In a case featuring some unusual circumstances, the tenant testified the superintendent told her the building’s owner had referred to her daughter as the kid with “big boobs, really big boobs,” according to HRTO vice chairman David Muir’s ruling in
Schuller v. Parlee.
In addition, The mother and applicant in the case, Darlene Schuller, said the superintendent told her the owner had wondered how the daughter could have such large breasts “because the applicant had nothing or words to that effect.” Schuller, also testified she had overheard a conversation that suggested the superintendent’s son had also heard about landlord Wilf Parlee’s comments.
In his initial response to the case, Parlee said the comments arose in the context of a conversation with the superintendent, who was new the building, about all of the tenants there.
“She was new to the building and wanted to know all about the tenants that she was going to have to deal with,” he said, noting the comment could have come from either him or the superintendent.
In his testimony at the hearing, he gave a different story that suggested in his conversation with the superintendent, he had noted Schuller’s concern that another male tenant had been following her daughter.
“The respondent appeared to suggest that he described the applicant’s daughter as the kid with big boobs in an effort to explain the possible interest of the male tenant,” wrote Muir.
In his decision, Muir accepted Schuller’s version of the events had a “ring of truth about it” and was critical of Parlee’s changing story as well as his attempts to portray Schuller and her family as “terrible tenants.” He also found Parlee responsible for the remarks passed on by the superintendent as she was his agent.

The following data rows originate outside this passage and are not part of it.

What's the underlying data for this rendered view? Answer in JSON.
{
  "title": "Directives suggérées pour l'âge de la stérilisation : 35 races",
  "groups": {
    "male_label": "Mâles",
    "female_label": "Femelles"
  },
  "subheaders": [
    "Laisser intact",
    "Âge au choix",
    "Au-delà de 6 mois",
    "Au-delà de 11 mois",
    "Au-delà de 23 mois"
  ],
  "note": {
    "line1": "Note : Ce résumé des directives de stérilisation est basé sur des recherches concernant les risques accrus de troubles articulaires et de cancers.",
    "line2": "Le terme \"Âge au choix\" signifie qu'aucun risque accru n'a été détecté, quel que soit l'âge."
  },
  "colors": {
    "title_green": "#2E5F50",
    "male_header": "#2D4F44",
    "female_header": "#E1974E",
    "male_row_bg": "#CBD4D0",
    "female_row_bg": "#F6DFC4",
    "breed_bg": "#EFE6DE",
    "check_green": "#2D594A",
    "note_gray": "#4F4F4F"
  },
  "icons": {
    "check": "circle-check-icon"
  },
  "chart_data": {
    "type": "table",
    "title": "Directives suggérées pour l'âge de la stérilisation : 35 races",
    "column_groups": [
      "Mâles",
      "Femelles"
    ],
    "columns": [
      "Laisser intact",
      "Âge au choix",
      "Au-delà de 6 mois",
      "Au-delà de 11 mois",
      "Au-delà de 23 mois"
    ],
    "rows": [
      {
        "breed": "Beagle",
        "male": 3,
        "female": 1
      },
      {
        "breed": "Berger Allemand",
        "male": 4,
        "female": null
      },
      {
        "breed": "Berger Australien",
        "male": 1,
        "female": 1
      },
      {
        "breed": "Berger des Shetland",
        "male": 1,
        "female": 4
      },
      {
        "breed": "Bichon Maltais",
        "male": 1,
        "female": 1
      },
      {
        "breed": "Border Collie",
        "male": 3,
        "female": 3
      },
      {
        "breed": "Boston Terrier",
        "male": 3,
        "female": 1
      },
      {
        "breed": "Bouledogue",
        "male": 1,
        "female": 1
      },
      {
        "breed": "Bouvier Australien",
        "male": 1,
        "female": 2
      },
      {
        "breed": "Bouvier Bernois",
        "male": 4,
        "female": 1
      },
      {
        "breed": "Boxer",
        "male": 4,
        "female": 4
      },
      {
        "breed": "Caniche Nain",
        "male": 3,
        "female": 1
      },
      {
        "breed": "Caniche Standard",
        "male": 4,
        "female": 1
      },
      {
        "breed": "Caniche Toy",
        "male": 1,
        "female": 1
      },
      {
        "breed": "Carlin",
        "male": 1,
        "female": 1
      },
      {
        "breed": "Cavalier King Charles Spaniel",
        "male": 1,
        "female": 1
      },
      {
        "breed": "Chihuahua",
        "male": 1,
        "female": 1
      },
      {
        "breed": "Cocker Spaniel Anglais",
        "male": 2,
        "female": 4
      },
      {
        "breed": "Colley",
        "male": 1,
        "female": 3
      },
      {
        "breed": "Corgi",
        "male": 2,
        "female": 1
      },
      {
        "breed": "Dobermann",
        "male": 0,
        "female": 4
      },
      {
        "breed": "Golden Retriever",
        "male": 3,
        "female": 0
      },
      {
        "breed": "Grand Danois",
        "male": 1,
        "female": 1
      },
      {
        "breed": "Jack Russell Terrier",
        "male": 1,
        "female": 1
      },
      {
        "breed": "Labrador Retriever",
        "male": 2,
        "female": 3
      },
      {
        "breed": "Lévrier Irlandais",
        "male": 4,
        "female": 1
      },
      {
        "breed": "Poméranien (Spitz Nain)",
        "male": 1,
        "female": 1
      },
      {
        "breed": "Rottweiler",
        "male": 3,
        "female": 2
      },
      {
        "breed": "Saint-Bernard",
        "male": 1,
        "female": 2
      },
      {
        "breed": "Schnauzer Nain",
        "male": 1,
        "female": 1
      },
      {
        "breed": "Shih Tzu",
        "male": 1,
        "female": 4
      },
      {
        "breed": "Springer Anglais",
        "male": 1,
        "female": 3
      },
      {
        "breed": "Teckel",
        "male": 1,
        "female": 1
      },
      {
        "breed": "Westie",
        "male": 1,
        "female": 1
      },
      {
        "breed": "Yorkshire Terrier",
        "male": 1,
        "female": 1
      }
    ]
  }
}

“Although the comments were made only once and could not be considered a course of conduct, the comments once made by the respondent were repeated and were known by at least one other person in the building,” wrote Muir.
“This was a small 8 unit building and the respondent was a not infrequent visitor. The fact that the applicant might feel that she and her daughter were exposed is understandable in the circumstances. Most importantly the applicant had been told, and reasonably believed it to be the case, that she was subject to sexualizing scrutiny by the respondent, her landlord. In the particular circumstances of this case I find that the comments comparing her and her daughter were discriminatory and were sufficiently egregious to create a poisoned environment for the applicant in that apartment building.”
While Muir rejected Schuller’s allegations of reprisal by Parlee, he found a small monetary award was appropriate.
“I accept the applicant’s evidence that she was upset by the comments and the knowledge that she was being scrutinized by her landlord in a sexualized way. For these reasons I find that it would be appropriate to award a modest quantum of compensation in the amount of $1,000 for injury to the applicant’s dignity, feelings and self-respect.”
David Harris, author of
Wrongful Dismissal, published by Carswell, and a regular commentator on human rights issues in the employment context, says while he’s not familiar with the concept of a “poisoned home environment,” it would be parallel to workplace situations.
“If these comments were made in an employment relationship, there is no doubt that it would lead to a finding of a poisoned work environment,” he says.